Sep 14, 2011
Oct 28, 2008

Saddled Arabian Horse in Courtyard

Saddled Arabian Horse in Courtyard


Carle Vernet

(French, 1758–1836)

Pen and brown ink, brown wash, with gray wash, over black chalk or crayon, heightened with white gouache and white chalk

Support: Brown wove paper, perimeter mounted to cardboard, with decorative overmat (19th century?)

Sheet: 15.8 x 24.2 cm (6 1/4 x 9 1/2 in.); With mount: 22.3 x 30.7 cm (8 3/4 x 12 1/16 in.)

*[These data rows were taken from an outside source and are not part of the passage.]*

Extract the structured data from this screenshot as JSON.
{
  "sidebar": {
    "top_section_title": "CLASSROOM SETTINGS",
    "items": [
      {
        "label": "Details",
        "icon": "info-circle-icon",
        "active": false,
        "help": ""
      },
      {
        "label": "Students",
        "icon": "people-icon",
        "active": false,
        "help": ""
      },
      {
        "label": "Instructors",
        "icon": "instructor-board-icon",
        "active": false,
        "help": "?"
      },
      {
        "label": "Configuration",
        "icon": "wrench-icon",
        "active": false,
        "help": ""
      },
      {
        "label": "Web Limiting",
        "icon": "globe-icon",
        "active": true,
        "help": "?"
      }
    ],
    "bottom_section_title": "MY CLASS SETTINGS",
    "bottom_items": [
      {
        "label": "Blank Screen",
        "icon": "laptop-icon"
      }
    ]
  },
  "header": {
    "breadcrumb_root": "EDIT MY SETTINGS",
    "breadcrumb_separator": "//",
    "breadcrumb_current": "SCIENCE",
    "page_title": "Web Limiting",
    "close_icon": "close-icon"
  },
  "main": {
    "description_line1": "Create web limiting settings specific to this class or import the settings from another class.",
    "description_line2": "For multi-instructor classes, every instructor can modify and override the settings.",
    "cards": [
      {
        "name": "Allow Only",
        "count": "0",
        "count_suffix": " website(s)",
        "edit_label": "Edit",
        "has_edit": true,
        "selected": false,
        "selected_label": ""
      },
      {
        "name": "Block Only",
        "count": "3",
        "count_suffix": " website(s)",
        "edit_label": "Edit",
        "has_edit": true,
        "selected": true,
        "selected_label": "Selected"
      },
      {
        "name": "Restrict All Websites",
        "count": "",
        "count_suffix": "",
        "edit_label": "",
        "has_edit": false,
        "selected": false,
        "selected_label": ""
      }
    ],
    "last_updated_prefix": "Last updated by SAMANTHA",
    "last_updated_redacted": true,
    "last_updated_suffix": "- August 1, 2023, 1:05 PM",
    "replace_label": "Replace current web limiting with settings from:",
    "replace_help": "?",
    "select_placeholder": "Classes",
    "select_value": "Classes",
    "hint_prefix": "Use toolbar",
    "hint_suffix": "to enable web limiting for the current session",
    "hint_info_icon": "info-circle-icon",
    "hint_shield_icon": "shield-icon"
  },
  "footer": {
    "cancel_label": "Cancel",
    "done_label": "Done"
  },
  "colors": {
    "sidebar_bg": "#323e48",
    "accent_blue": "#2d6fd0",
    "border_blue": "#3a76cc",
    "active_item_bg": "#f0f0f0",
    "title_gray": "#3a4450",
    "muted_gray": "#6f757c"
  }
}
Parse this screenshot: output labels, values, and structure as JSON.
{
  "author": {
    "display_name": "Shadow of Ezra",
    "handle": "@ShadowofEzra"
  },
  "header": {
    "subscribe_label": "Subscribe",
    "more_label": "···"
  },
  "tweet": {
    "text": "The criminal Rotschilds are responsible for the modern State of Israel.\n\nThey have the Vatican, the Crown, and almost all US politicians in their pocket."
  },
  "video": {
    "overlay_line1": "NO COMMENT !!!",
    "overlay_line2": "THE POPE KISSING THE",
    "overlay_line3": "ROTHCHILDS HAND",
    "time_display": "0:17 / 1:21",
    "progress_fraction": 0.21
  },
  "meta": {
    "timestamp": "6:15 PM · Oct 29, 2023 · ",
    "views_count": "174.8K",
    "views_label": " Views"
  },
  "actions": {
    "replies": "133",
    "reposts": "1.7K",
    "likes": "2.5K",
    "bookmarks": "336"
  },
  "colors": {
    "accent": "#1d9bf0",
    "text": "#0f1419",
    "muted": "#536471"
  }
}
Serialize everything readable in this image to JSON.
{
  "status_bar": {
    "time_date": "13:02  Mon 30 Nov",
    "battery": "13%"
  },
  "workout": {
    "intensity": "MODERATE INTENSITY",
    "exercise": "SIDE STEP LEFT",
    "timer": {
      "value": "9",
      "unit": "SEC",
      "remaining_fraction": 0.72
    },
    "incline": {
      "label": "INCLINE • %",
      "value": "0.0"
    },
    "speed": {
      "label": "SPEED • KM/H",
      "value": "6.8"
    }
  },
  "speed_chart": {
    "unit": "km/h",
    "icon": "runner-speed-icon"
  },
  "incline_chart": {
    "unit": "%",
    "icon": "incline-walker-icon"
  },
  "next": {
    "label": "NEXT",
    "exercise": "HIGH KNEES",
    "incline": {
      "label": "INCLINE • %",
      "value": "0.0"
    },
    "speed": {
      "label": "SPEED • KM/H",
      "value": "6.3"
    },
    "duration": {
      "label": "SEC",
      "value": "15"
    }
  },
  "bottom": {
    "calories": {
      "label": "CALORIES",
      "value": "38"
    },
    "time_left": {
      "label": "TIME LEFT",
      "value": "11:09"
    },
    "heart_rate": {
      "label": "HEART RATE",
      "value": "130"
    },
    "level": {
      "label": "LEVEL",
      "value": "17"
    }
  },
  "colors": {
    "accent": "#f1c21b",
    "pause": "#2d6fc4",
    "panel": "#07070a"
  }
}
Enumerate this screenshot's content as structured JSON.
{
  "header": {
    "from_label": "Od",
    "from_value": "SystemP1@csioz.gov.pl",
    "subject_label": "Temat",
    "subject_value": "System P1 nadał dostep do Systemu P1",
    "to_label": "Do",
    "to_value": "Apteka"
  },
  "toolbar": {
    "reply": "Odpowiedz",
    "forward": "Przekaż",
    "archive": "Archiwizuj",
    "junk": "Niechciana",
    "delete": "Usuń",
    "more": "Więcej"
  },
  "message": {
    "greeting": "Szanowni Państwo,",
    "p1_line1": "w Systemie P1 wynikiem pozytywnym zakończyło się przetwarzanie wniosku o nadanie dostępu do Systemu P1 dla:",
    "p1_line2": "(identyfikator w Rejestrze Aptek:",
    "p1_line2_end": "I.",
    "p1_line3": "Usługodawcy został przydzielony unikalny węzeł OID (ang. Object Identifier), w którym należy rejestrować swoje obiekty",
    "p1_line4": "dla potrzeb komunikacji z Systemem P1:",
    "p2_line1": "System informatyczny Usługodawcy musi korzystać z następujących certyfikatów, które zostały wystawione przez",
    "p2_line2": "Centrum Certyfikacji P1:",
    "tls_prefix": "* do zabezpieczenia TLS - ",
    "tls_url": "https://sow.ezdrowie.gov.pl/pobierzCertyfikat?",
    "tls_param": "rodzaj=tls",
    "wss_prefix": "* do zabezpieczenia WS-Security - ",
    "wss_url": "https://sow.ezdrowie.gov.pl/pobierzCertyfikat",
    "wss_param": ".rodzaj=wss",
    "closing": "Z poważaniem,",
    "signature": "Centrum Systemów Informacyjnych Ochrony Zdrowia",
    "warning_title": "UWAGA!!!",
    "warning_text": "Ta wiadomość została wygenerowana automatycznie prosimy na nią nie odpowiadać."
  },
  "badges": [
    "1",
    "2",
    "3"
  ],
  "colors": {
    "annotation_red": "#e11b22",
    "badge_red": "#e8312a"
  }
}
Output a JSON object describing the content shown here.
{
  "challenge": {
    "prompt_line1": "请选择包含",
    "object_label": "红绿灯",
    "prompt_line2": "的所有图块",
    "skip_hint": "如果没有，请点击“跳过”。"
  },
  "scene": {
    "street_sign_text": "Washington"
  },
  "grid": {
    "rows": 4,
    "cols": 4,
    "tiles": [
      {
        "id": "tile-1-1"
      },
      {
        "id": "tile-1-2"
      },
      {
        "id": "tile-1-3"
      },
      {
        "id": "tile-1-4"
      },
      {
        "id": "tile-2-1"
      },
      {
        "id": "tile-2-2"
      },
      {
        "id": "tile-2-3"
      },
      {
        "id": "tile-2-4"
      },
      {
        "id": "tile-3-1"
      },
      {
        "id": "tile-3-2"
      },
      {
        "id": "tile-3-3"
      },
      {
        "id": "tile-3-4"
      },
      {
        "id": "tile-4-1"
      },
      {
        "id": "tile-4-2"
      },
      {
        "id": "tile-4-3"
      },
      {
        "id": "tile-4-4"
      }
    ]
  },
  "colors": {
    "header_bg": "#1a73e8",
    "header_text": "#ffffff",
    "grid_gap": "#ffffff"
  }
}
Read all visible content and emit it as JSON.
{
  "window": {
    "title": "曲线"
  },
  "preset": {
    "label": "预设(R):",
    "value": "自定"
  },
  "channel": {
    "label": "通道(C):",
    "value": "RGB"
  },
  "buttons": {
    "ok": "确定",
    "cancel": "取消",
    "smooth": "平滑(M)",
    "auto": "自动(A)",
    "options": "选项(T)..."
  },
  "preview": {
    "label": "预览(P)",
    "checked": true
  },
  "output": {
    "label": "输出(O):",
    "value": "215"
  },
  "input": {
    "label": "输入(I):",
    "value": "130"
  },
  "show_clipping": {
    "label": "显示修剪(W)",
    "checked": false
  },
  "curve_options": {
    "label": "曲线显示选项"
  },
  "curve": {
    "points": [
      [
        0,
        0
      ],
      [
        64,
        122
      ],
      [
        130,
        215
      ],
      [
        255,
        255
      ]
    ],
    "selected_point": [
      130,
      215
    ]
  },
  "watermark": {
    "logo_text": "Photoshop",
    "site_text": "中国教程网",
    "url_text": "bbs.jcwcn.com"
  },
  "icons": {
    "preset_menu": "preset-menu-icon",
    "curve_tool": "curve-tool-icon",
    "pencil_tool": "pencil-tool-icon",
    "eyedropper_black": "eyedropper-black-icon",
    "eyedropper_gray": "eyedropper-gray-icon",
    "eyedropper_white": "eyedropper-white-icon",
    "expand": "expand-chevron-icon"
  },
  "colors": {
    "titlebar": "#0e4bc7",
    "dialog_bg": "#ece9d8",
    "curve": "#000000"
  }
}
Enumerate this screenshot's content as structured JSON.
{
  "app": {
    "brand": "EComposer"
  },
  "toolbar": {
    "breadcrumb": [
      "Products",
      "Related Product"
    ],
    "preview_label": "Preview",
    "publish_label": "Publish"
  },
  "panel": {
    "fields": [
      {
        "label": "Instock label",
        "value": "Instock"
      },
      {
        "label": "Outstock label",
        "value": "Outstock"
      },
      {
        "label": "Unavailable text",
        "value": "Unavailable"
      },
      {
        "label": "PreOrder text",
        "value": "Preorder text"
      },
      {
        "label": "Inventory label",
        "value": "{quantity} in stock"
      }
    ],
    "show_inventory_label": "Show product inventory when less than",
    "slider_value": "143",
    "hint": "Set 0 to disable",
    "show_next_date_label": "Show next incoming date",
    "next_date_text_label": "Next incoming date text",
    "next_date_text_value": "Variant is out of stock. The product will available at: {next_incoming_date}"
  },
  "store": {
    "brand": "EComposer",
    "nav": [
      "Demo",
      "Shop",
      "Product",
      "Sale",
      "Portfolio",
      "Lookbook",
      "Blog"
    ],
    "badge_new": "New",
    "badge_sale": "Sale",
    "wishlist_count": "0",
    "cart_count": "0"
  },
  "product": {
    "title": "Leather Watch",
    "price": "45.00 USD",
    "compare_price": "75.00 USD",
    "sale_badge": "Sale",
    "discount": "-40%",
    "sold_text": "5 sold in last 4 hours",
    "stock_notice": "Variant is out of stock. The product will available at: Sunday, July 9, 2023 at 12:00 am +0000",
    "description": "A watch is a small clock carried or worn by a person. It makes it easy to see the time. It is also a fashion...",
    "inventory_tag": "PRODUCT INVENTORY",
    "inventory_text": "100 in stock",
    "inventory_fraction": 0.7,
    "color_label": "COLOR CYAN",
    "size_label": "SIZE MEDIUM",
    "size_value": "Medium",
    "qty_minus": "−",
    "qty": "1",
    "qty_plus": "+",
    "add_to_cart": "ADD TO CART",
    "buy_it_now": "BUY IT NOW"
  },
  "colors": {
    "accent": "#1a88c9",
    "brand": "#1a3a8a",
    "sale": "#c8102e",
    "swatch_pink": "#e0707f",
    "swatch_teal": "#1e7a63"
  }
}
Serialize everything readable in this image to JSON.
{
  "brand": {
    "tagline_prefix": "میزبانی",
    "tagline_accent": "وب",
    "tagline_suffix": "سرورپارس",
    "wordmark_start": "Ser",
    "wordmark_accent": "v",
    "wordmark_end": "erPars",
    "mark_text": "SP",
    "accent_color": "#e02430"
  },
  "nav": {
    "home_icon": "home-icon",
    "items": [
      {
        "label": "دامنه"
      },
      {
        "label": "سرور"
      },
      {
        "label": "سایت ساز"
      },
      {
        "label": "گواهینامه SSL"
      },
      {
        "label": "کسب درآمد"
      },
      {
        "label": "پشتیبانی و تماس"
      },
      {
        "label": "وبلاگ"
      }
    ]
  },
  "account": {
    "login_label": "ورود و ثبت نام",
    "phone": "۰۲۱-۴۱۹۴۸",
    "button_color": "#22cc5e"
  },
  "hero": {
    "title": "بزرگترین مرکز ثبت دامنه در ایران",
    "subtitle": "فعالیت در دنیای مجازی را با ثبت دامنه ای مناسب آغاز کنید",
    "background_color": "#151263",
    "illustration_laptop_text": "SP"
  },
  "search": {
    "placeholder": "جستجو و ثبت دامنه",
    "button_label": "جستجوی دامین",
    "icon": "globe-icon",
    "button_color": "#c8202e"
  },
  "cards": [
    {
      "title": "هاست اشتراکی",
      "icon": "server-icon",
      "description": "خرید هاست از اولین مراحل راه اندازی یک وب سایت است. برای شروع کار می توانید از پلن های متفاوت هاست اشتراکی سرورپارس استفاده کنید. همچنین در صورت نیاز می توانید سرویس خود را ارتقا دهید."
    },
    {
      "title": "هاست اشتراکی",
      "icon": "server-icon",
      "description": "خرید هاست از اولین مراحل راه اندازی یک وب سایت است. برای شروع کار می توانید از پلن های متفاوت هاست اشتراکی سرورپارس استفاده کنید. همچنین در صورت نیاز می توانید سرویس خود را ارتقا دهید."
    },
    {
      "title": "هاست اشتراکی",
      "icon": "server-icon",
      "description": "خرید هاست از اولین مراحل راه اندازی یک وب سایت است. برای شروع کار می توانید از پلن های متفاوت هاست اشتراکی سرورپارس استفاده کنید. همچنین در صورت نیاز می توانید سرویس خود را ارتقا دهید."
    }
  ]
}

Bequest of Muriel Butkin 2008.398



While his father, Joseph, was known for marine paintings, and his son, Horace, became a celebrated Romantic artist, Carle Vernet excelled in representing battles and animals, especially horses. Vernet was an expert rider himself, and in his pictures he precisely described various breeds and horse dressings. Although the artist never traveled further from France than Italy, his drawing of an Arabian horse contains elements that make it seem as if he observed the animal in its native environment. He documented the unique saddle and included exotic architecture in the background and palm trees at the right. Vernet was able to study exotic breeds and costumes in Paris, both in the military corps and at the horse races.